Both Young and Debra Sigman, the former deputy country superintendent of public teaching who serves with Young on Smarter Balanced's executive commission, expressed conviction that more than California students than the national boilerplate, specially those planning to attend CSU, will accomplish Level 3. Because of the EAP and the Algebra II math requirement for admission to CSU, California students are used to taking standardized tests that indicated higher readiness, and more than enroll in higher-level math courses, they said.

Sullivan said that building higher readiness signals into the Smarter Balanced tests has an actress advantage: opening horizons for students. Nether the voluntary EAP, some students who didn't consider themselves capable of attending a iv-year academy didn't take the test. Now, Sullivan said, they may discover that, with some additional courses in their senior year, they could authorize.

Adjustments possible

Critics take questioned the methodology in which Smarter Balanced fix the four levels of accomplishment on the math and English tests. Officials relied in part on the results of a practice, or field, exam that students took a year ago. This was a tryout exercise that didn't friction match real test weather and therefore produced unreliable results, Doug McRae, a retired test specialist, argued in an EdSource column. McRae called it irresponsible for the consortium to release pupil test scores before achievement levels have been validated.

Sigman acknowledged that information technology is possible that the achievement levels may have to be adapted this summer, based on this jump'southward Smarter Balanced test results. Whatever changes could affect whether some students are classified as fix or conditionally ready for college credit courses. But she predicted that the impact would be small, and noted that students will have other options – including loftier Sat and ACT scores and completion of high-level courses – to obtain a waiver from remedial courses.

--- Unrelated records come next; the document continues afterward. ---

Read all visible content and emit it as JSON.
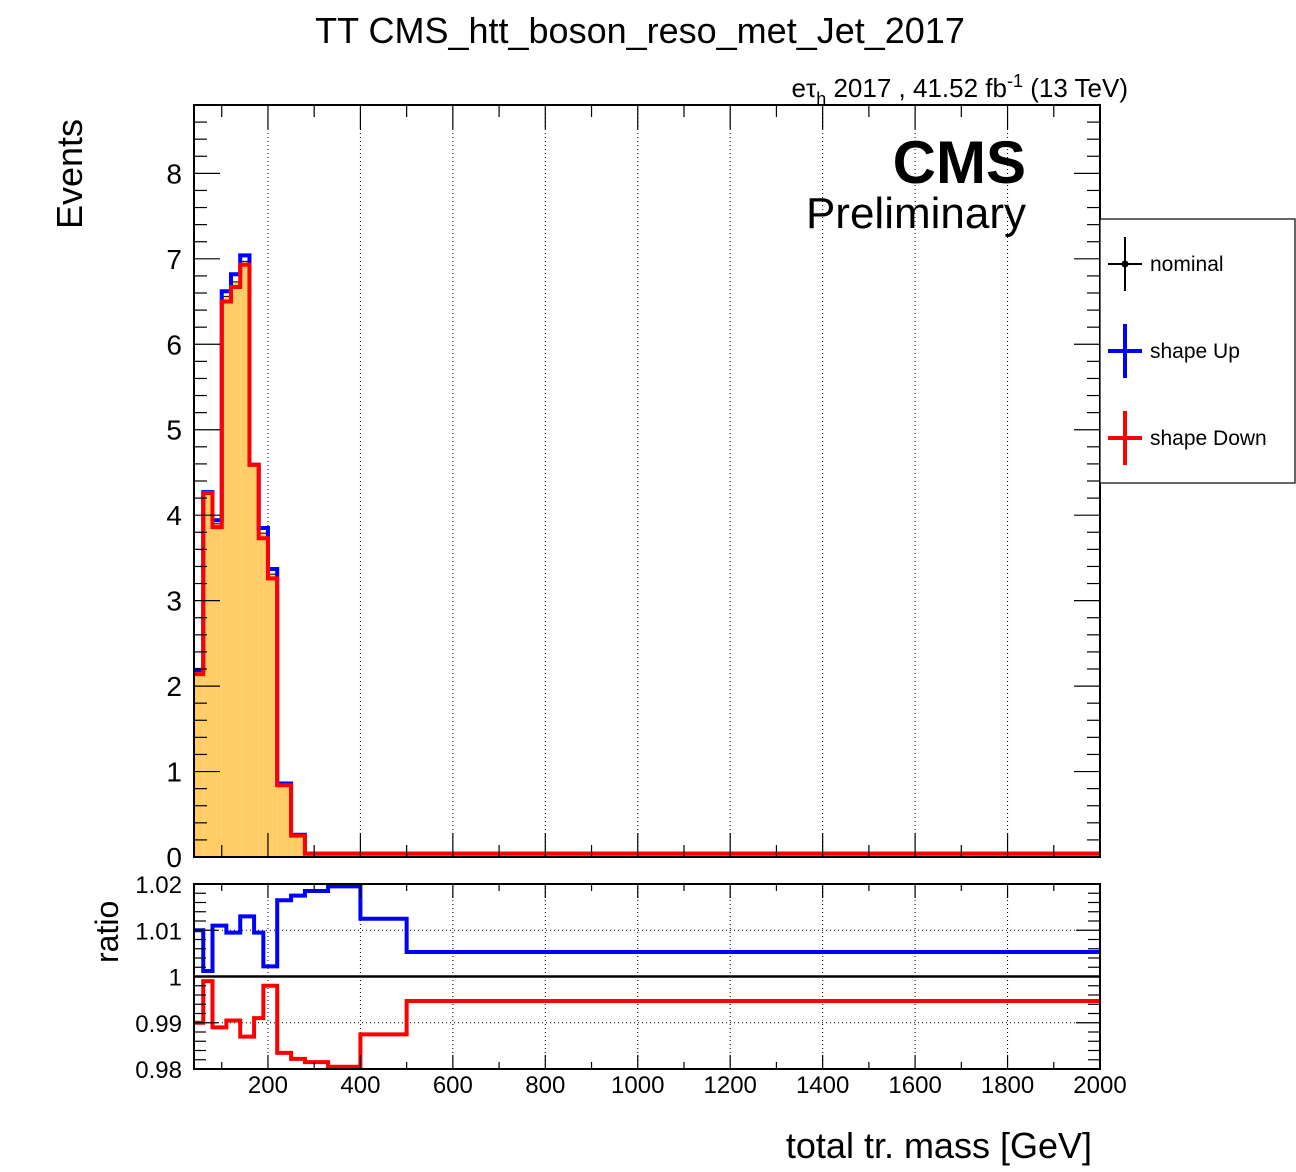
{
  "header": {
    "title": "TT CMS_htt_boson_reso_met_Jet_2017",
    "lumi_prefix": "eτ",
    "lumi_sub": "h",
    "lumi_main": " 2017 , 41.52 fb",
    "lumi_sup": "-1",
    "lumi_suffix": " (13 TeV)",
    "cms_label": "CMS",
    "preliminary_label": "Preliminary"
  },
  "legend": {
    "nominal": "nominal",
    "up": "shape Up",
    "down": "shape Down"
  },
  "colors": {
    "fill": "#ffcc66",
    "nominal": "#000000",
    "up": "#0000ff",
    "down": "#ff0000"
  },
  "chart_data": [
    {
      "type": "histogram",
      "xlabel": "",
      "ylabel": "Events",
      "xlim": [
        40,
        2000
      ],
      "ylim": [
        0,
        8.8
      ],
      "grid": "vertical dotted",
      "legend_position": "right, outside plot",
      "edges": [
        40,
        60,
        80,
        100,
        120,
        140,
        160,
        180,
        200,
        220,
        250,
        280,
        320,
        400,
        500,
        2000
      ],
      "series": [
        {
          "name": "nominal",
          "values": [
            2.17,
            4.26,
            3.9,
            6.56,
            6.73,
            6.97,
            4.58,
            3.79,
            3.31,
            0.85,
            0.25,
            0.04,
            0.04,
            0.04,
            0.04
          ]
        },
        {
          "name": "shape Up",
          "values": [
            2.19,
            4.27,
            3.94,
            6.62,
            6.82,
            7.04,
            4.59,
            3.85,
            3.37,
            0.86,
            0.26,
            0.04,
            0.04,
            0.04,
            0.04
          ]
        },
        {
          "name": "shape Down",
          "values": [
            2.14,
            4.26,
            3.86,
            6.5,
            6.67,
            6.93,
            4.59,
            3.73,
            3.26,
            0.84,
            0.25,
            0.04,
            0.04,
            0.04,
            0.04
          ]
        }
      ],
      "yticks": [
        "0",
        "1",
        "2",
        "3",
        "4",
        "5",
        "6",
        "7",
        "8"
      ]
    },
    {
      "type": "line",
      "ylabel": "ratio",
      "xlabel": "total tr. mass [GeV]",
      "xlim": [
        40,
        2000
      ],
      "ylim": [
        0.98,
        1.02
      ],
      "reference_line": 1,
      "edges": [
        40,
        60,
        80,
        110,
        140,
        170,
        190,
        220,
        250,
        280,
        330,
        400,
        500,
        2000
      ],
      "series": [
        {
          "name": "shape Up",
          "values": [
            1.01,
            1.0012,
            1.011,
            1.0095,
            1.013,
            1.0095,
            1.0022,
            1.0165,
            1.0175,
            1.0185,
            1.0195,
            1.0125,
            1.0053
          ]
        },
        {
          "name": "shape Down",
          "values": [
            0.99,
            0.999,
            0.989,
            0.9905,
            0.987,
            0.991,
            0.998,
            0.9835,
            0.9822,
            0.9815,
            0.9805,
            0.9875,
            0.9947
          ]
        }
      ],
      "yticks": [
        "0.98",
        "0.99",
        "1",
        "1.01",
        "1.02"
      ],
      "xticks": [
        "200",
        "400",
        "600",
        "800",
        "1000",
        "1200",
        "1400",
        "1600",
        "1800",
        "2000"
      ]
    }
  ]
}
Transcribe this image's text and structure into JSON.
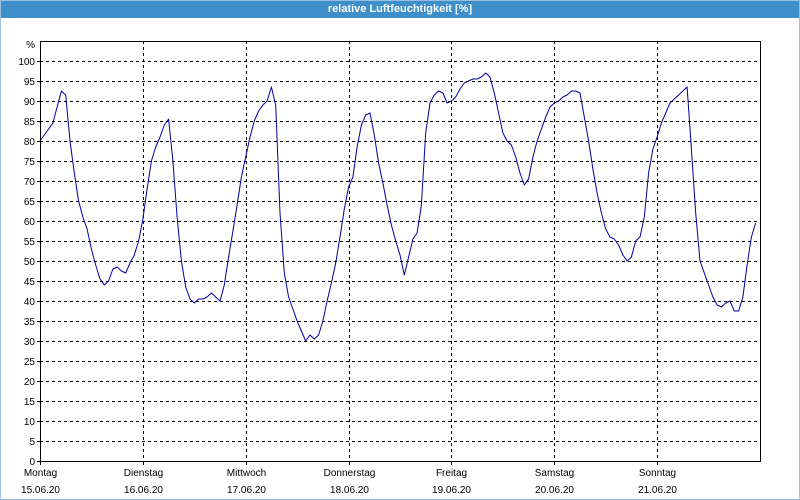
{
  "chart_data": {
    "type": "line",
    "title": "relative Luftfeuchtigkeit [%]",
    "ylabel": "%",
    "ylim": [
      0,
      105
    ],
    "yticks": [
      0,
      5,
      10,
      15,
      20,
      25,
      30,
      35,
      40,
      45,
      50,
      55,
      60,
      65,
      70,
      75,
      80,
      85,
      90,
      95,
      100
    ],
    "grid": true,
    "x_ticks": [
      {
        "day": "Montag",
        "date": "15.06.20"
      },
      {
        "day": "Dienstag",
        "date": "16.06.20"
      },
      {
        "day": "Mittwoch",
        "date": "17.06.20"
      },
      {
        "day": "Donnerstag",
        "date": "18.06.20"
      },
      {
        "day": "Freitag",
        "date": "19.06.20"
      },
      {
        "day": "Samstag",
        "date": "20.06.20"
      },
      {
        "day": "Sonntag",
        "date": "21.06.20"
      }
    ],
    "series": [
      {
        "color": "#0000a0",
        "values_by_day": [
          [
            80,
            81.5,
            83,
            84.5,
            88.5,
            92.5,
            91.5,
            80,
            72,
            65,
            61,
            58,
            53,
            49,
            45.5,
            44,
            45,
            48,
            48.5,
            47.5,
            47,
            49.5,
            51.5,
            55
          ],
          [
            60.5,
            68,
            75,
            78.5,
            81,
            84,
            85.5,
            75,
            61,
            50,
            43.5,
            40.5,
            39.5,
            40.5,
            40.5,
            41,
            42,
            41,
            40,
            44,
            51,
            57.5,
            64,
            71
          ],
          [
            76,
            81,
            85,
            87.5,
            89,
            90,
            93.5,
            89,
            62,
            47,
            41,
            38,
            35,
            32.5,
            30,
            31.5,
            30.5,
            31.5,
            35,
            40,
            44.5,
            49.5,
            56,
            63
          ],
          [
            68.5,
            71,
            78.5,
            84,
            86.5,
            87,
            81.5,
            74.5,
            69.5,
            64,
            59,
            55,
            51.5,
            46.5,
            51,
            55.5,
            57,
            64,
            82,
            89.5,
            91.5,
            92.5,
            92,
            89.5
          ],
          [
            90,
            91,
            93,
            94.5,
            95,
            95.5,
            95.5,
            96,
            97,
            96,
            92,
            87,
            82,
            80,
            79,
            76,
            72,
            69,
            70.5,
            76,
            80,
            83,
            86,
            88.5
          ],
          [
            89.5,
            90,
            91,
            91.5,
            92.5,
            92.5,
            92,
            86,
            80,
            73,
            67,
            62,
            58,
            56,
            55.5,
            54,
            51.5,
            50,
            51,
            55,
            56,
            61,
            72,
            78
          ],
          [
            81,
            84.5,
            87,
            89.5,
            90.5,
            91.5,
            92.5,
            93.5,
            78,
            62,
            50,
            47,
            44,
            41,
            39,
            38.5,
            39.5,
            40,
            37.5,
            37.5,
            41,
            49,
            56,
            59.5
          ]
        ]
      }
    ]
  },
  "colors": {
    "title_bar": "#3d8ec9",
    "title_text": "#ffffff"
  }
}
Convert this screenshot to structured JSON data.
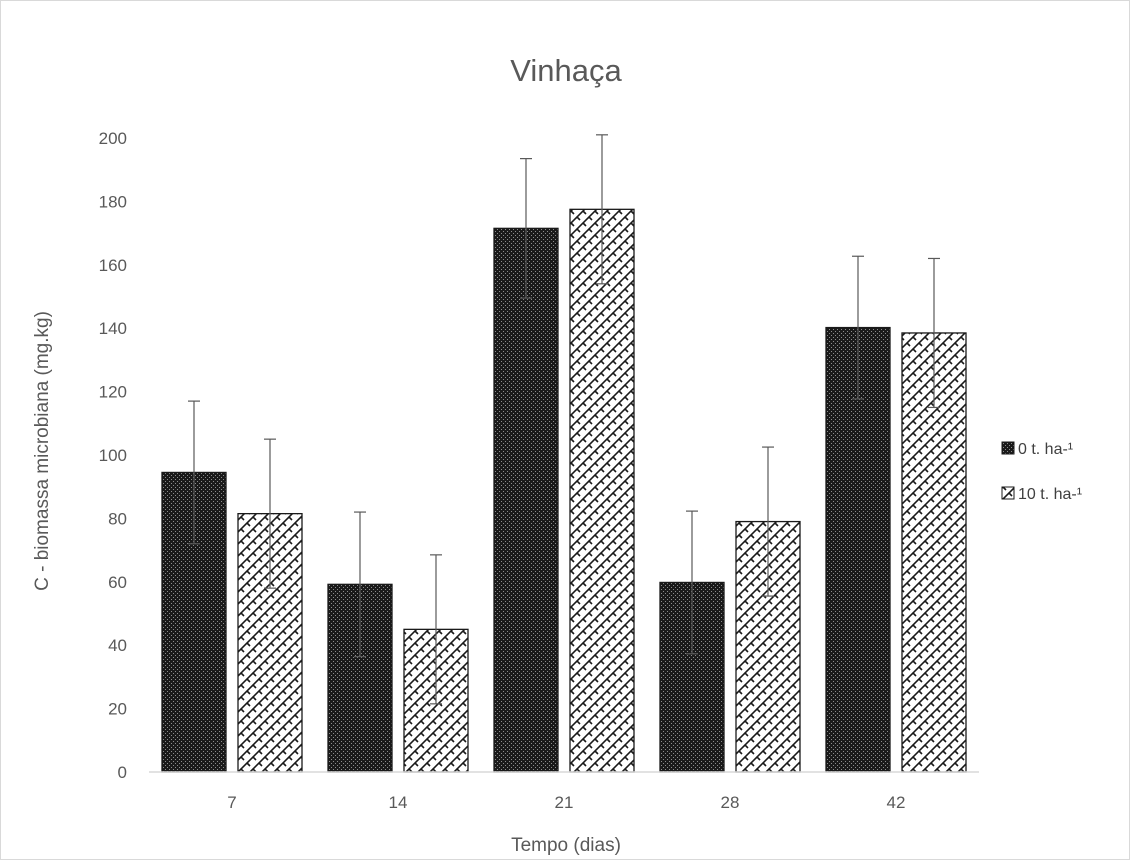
{
  "chart_data": {
    "type": "bar",
    "title": "Vinhaça",
    "xlabel": "Tempo (dias)",
    "ylabel": "C - biomassa microbiana (mg.kg)",
    "categories": [
      "7",
      "14",
      "21",
      "28",
      "42"
    ],
    "ylim": [
      0,
      200
    ],
    "yticks": [
      0,
      20,
      40,
      60,
      80,
      100,
      120,
      140,
      160,
      180,
      200
    ],
    "grid": false,
    "legend_position": "right",
    "error_bars": true,
    "series": [
      {
        "name": "0 t. ha-¹",
        "pattern": "dark-dotted",
        "color": "#262626",
        "values": [
          94.5,
          59.2,
          171.5,
          59.8,
          140.2
        ],
        "errors": [
          22.5,
          22.8,
          22.0,
          22.5,
          22.5
        ]
      },
      {
        "name": "10 t. ha-¹",
        "pattern": "light-zigzag",
        "color": "#ffffff",
        "values": [
          81.5,
          45.0,
          177.5,
          79.0,
          138.5
        ],
        "errors": [
          23.5,
          23.5,
          23.5,
          23.5,
          23.5
        ]
      }
    ]
  }
}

They can as well be exempted by doing well on the math and English CSU diagnostic tests that they would take before starting their freshman twelvemonth.

Most students volition do good from taking higher-level work as seniors, and the reconstituted EAP continues to serve that purpose, Young said. "We demand to detect the sweet spot; we don't desire to fix the level too high or too low for remediation."

When CSU introduced the EAP in 2004, two-thirds of freshmen in the 23-campus system needed a non-credit remedial course in English, math or both. These are students who had passed the xv year-long courses, called A to G, required for admittance to CSU and UC and had a B boilerplate in high school.

The EAP, which encouraged students to make better use of their senior year, and Early on Showtime, a more than contempo initiative that requires students to commencement remedial courses at a CSU campus the summertime before they enter college, is paying off, Chancellor White told CSU trustees last week. 50-nine per centum of the entering form in 2022 were college-prepare in math and English language ­– making them CSU's best prepared grade since the system began testing incoming students, he said.